Jace took the body by the shoulder and heaved. It flipped over, limp and boneless, brown eyes staring sightlessly upward. Jace’s breath caught in his throat. It was Simon. He was white as paper. There was an ugly gash at the base of his throat, and both wrists had been slashed, leaving gaping, ragged-edged wounds.

Jace sank to his knees, still holding Simon’s shoulder. He thought hopelessly of Clary, of her pain when she found out, of the way she’d crushed his hands in hers, so much strength in those small fingers. Find Simon. I know you will.

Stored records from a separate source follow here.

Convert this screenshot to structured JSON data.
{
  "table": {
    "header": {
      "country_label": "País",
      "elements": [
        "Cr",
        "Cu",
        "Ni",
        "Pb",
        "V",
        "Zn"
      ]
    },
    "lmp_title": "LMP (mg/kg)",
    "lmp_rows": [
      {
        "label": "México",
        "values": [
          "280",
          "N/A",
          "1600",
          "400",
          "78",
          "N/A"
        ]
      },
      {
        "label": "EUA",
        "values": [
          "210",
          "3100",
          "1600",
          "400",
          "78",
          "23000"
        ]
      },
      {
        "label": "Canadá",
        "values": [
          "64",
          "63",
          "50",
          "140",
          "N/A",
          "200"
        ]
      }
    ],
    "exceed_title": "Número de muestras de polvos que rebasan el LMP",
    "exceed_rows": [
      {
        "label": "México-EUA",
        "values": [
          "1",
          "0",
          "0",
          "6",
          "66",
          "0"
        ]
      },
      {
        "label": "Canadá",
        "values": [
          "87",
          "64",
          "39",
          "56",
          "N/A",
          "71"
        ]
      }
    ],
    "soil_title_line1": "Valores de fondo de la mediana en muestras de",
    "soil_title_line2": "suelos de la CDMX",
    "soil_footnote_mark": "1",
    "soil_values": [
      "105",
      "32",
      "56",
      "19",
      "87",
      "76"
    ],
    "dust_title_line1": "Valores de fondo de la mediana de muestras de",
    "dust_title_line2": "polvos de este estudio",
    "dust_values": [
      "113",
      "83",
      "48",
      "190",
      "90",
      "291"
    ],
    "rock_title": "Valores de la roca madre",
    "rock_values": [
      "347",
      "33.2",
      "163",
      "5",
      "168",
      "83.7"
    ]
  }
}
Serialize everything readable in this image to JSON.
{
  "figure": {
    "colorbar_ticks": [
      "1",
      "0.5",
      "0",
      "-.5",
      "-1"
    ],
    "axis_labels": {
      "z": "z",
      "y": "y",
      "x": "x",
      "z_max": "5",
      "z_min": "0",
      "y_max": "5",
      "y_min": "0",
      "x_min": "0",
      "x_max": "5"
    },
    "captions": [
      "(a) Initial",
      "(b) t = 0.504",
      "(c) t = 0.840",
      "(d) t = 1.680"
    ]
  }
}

And he had. But it was too late.

When Jace was ten, his father had explained to him all the ways to kill vampires. Stake them. Cut their heads off and set them to burning like eerie jack-o’-lanterns. Let the sun scorch them to ashes. Or drain their blood. They needed blood to live, they ran on it, like cars ran on gasoline. Looking at the ragged wound in Simon’s throat, it wasn’t hard to see what Valentine had done.

Jace reached out to close Simon’s staring eyes. If Clary had to see him dead, better she not see him like this. He moved his hand down to the collar of Simon’s shirt, meaning to tug it up, to cover the gash.

Simon moved. His eyelids twitched and opened, his eyes rolled back to the whites. He gurgled then, a faint sound, lips curling back, showing the points of vampire fangs. The breath rattled in his slashed throat.

Nausea rose in the back of Jace’s throat, his hand tightening on Simon’s collar. He wasn’t dead. But God, the pain, it must be incredible. He couldn’t heal, couldn’t regenerate, not without—

Not without blood. Jace let go of Simon’s shirt and dragged his right sleeve up with his teeth. Using the jagged tip of the broken strut, he slashed a deep cut lengthwise down his wrist. Blood gushed to the surface of the skin. He dropped the strut; it hit the metal floor with a clang. He could smell his own blood in the air, sharp and coppery.